As example, it must be a nonnegative number. Then you add assert(result >= 0,
"..."); in the out. For a Phobos example, std.algorithm.countUntil
postcondition is allowed to test assert(result >= -1, "...");
Other possible conditions are the output string can't be longer than a certain
amount (like longer than the input string), and so on.
In certain cases the program the finds the solution is slow, but testing the
correctness of a function is fast. I have hit many situations like this.
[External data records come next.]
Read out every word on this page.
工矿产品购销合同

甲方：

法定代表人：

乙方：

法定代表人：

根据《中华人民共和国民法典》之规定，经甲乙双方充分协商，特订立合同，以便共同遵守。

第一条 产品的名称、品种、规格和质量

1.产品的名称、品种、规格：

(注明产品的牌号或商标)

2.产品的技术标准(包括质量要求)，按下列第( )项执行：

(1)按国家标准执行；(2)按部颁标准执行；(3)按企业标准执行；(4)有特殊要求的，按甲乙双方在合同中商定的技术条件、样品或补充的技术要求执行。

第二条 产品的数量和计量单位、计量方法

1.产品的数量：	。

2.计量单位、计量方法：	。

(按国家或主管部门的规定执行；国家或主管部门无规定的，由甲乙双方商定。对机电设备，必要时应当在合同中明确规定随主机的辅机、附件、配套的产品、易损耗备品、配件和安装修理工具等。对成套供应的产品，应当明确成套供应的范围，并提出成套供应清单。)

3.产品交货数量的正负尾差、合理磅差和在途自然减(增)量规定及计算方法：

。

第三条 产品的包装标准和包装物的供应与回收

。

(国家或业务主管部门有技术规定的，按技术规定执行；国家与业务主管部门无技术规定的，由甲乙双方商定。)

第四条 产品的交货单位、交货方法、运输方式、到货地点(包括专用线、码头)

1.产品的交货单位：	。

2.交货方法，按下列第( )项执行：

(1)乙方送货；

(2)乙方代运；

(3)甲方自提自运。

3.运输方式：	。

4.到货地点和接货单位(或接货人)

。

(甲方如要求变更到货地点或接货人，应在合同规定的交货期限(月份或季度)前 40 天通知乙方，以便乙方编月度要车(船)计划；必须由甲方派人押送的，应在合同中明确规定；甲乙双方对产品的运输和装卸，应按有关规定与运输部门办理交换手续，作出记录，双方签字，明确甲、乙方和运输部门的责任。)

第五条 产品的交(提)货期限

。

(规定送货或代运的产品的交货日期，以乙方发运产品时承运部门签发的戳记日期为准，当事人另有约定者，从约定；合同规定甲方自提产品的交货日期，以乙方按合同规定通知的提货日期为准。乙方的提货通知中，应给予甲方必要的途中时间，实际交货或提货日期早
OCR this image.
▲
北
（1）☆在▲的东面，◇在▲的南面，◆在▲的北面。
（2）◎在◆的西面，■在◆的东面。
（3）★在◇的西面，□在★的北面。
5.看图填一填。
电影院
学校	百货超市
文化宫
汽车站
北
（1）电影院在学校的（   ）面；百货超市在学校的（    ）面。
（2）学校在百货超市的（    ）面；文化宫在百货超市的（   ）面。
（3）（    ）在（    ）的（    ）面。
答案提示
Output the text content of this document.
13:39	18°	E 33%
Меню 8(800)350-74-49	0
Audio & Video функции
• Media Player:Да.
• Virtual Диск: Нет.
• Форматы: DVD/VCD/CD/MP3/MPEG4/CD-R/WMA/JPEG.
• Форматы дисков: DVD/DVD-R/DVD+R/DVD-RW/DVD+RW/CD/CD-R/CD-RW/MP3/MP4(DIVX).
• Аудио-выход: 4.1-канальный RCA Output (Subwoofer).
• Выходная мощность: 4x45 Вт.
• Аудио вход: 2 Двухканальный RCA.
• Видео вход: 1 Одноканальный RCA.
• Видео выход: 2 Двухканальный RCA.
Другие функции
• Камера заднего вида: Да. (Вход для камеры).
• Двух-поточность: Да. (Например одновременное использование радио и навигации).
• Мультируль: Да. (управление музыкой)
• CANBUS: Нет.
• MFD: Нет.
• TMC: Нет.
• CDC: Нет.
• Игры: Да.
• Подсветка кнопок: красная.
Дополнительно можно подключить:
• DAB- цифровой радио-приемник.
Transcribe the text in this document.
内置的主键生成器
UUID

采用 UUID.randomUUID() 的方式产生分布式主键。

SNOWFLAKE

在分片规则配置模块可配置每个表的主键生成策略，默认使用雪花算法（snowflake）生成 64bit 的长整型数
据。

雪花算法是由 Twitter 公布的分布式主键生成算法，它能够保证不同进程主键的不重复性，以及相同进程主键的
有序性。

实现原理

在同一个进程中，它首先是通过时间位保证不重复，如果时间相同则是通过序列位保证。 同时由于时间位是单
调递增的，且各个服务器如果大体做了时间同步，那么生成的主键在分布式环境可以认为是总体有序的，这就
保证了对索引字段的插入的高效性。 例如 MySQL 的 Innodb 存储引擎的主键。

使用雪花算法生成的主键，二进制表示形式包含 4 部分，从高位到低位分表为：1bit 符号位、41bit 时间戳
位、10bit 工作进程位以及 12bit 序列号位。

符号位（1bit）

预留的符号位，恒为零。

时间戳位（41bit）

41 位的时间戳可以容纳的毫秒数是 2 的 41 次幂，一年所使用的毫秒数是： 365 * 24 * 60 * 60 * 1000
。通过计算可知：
As an example you test if the result of a complex sorting algorithm is ordered,
and with the same length of the input (but maybe you don't test for the output
items to be the same of the input).
2) I have found many situations where I am able to solve a problem with both a
simple and slow brute force solver, and a complex and fast algorithm to solve a
problem. The little program maybe is too much slow for normal usage, but it's
just few lines long (especially if I use lot of std.algorithm stuff) but it's
much less likely to contain bugs.
You can't always verify the result of the fast algorithm with the slow
algorithm, this is not useful.
In such situations I write the postcondition like this:
in {
// ...
}
out(result) {
// some fast postconditon tests here
debug {
assert(result == slowAlgorithm(input));
}
body {
// fast algorithm here
}
This way, in release mode it tests nothing, in nonrelease build it tests the
fast postconditions, and in debug mode it also verifies the fast algorithm
gives the same results as the slow algorithm. Generally solving a problem in
two quite different ways helps catch problems in the algorithms.
3) When D will get the prestate ("old" in some contract programming
implementations), I will be able to use the prestate inside the postcondition
to verify better than the function/method has changed the globals, or instance
attributes in a correct way. You can't put such tests in the class/struct
invariant, or in the precondition.
I'm using postconditions often in my code (less often than preconditions, but
often enough). A theorem prover is not strictly necessary for them to be useful.